Wszystko zaczęło się ponad 15 lat temu od stworzenia studia projektowego, następnie co-worku z firmą architektoniczną i wreszcie spółki Bridge, która bardzo mocno eksploatowała zarówno temat designu, jak i technologii z wykorzystaniem AR, co później pomogło z pozyskaniu dofinansowania od funduszu Paua Ventures z Berlina, a następnie międzynarodowej grupa angel inwestorów. Przełomowym momentem był jednak organizowany w 2012 r. Festiwal Przemiany, na który firma zrobiła pierwszy konfigurator mebli.
Gdy powstała firma „Tylko”, spośród pięciu jej założycieli tylko 1 miał wcześniej do czynienia z meblami i to on wniósł doświadczenie z parametryki, czyli wiedzy o tym, co powoduje, że dany mebel jest konfigurowalny w sposób sterowany przez algorytmy. Meble mieli projektować klienci, ale firma miała duży problem, żeby znaleźć partnera, który by je dla nich produkował.
Gdy się go wreszcie udało znaleźć, biznes mógł ruszyć. Działalność zaczęto od jednego produktu – regału, ale z czasem oferta rozrosła się o znacznie większe szafy, a w niedalekiej przyszłości mają też dojść kuchnie.

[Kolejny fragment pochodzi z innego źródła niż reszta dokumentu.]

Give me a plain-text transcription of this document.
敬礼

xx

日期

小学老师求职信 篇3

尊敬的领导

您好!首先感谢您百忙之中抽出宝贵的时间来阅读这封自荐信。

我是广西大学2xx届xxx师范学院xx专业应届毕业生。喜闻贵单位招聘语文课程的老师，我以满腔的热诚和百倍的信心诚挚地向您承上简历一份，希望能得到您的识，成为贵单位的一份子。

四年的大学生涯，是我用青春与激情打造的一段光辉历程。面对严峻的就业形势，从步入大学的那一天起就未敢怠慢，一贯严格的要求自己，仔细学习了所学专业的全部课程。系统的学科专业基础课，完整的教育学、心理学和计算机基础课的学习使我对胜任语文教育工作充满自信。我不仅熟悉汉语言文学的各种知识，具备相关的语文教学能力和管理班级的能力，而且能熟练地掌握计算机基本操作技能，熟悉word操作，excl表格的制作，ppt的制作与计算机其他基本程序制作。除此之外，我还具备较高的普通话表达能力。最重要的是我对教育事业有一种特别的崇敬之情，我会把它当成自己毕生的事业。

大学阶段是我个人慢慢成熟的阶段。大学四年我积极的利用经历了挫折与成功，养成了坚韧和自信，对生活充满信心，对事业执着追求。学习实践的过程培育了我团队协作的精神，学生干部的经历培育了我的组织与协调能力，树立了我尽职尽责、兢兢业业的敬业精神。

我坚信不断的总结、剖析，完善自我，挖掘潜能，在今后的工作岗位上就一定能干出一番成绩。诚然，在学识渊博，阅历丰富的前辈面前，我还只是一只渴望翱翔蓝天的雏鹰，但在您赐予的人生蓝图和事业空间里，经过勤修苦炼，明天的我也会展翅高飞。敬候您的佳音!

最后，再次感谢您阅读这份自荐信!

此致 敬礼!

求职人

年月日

Za pomocą udostępnianej przez „Tylko” aplikacji można nie tylko skonfigurować mebel pod własne potrzeby, ale też dzięki rozszerzonej rzeczywistości (AR) zobaczyć, jak będzie wyglądał w mieszkaniu. Mając customowe produkty, trzeba było mieć także customowe opakowania, więc właśnie pod nie firma napisała system, który wytwarza wykrojniki pod każdy rozmiar mebla. Do tego doszedł innowacyjny sposób pakowania, żeby przestrzeń zoptymalizować oraz obrazkowe, imienne instrukcje do każdego indywidualnego zamówienia. A także system naklejek na każdym elemencie, żeby składanie było naprawdę proste. A klienci doceniają jeszcze i to, że meble „Tylko” są minimalistyczne i proste w formie, chociaż nie są wcale tanie, bo ich cena jest odzwierciedleniem wysokiej jakości materiałów, akcesoriów i obróbki jaka jest stosowana.

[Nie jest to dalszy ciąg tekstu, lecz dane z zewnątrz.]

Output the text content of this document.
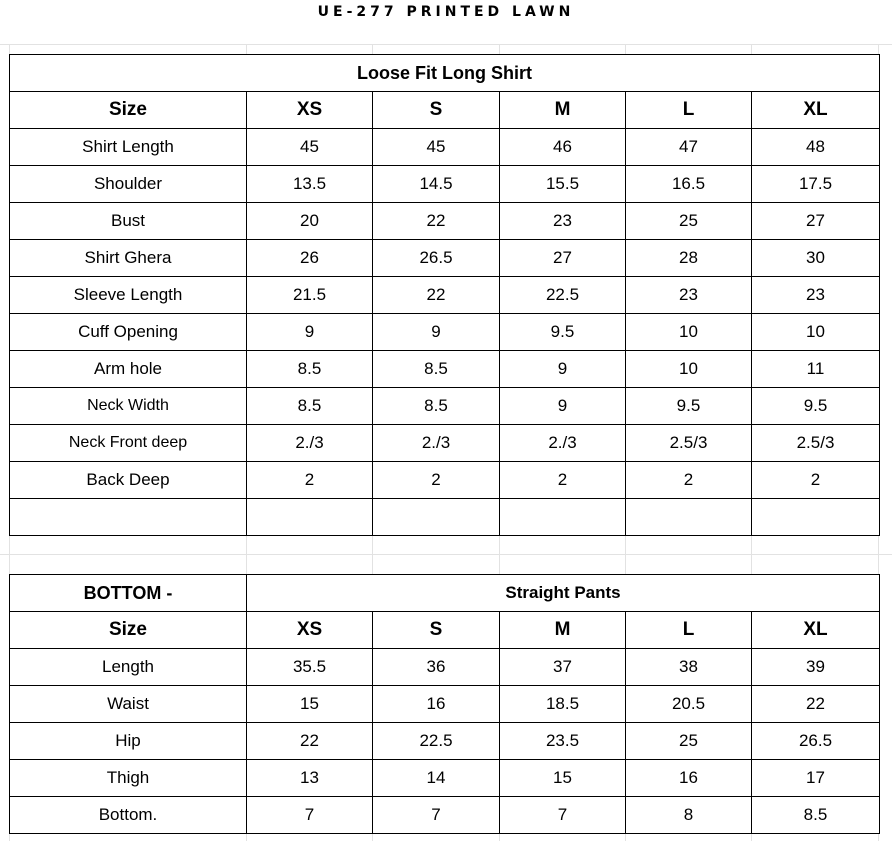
UE-277 PRINTED LAWN
Loose Fit Long Shirt					
Size	XS	S	M	L	XL
Shirt Length	45	45	46	47	48
Shoulder	13.5	14.5	15.5	16.5	17.5
Bust	20	22	23	25	27
Shirt Ghera	26	26.5	27	28	30
Sleeve Length	21.5	22	22.5	23	23
Cuff Opening	9	9	9.5	10	10
Arm hole	8.5	8.5	9	10	11
Neck Width	8.5	8.5	9	9.5	9.5
Neck Front deep	2./3	2./3	2./3	2.5/3	2.5/3
Back Deep	2	2	2	2	2

BOTTOM -	Straight Pants				
Size	XS	S	M	L	XL
Length	35.5	36	37	38	39
Waist	15	16	18.5	20.5	22
Hip	22	22.5	23.5	25	26.5
Thigh	13	14	15	16	17
Bottom.	7	7	7	8	8.5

Firma od samego początku postawiła na bogate rynki Europy Zachodniej, co było możliwe dzięki sprzedaży online i wysyłaniu produktu prosto z fabryki do klienta. Nic dziwnego, że najwięcej przychodów dają obecnie klienci z Niemiec (40%), a następnie z Wielkiej Brytanii i Francji (po 15%). Mając wysokie notowania na wszystkich portalach branżowych, szansa stania się jednorożcem nie wydaje się wcale odległa.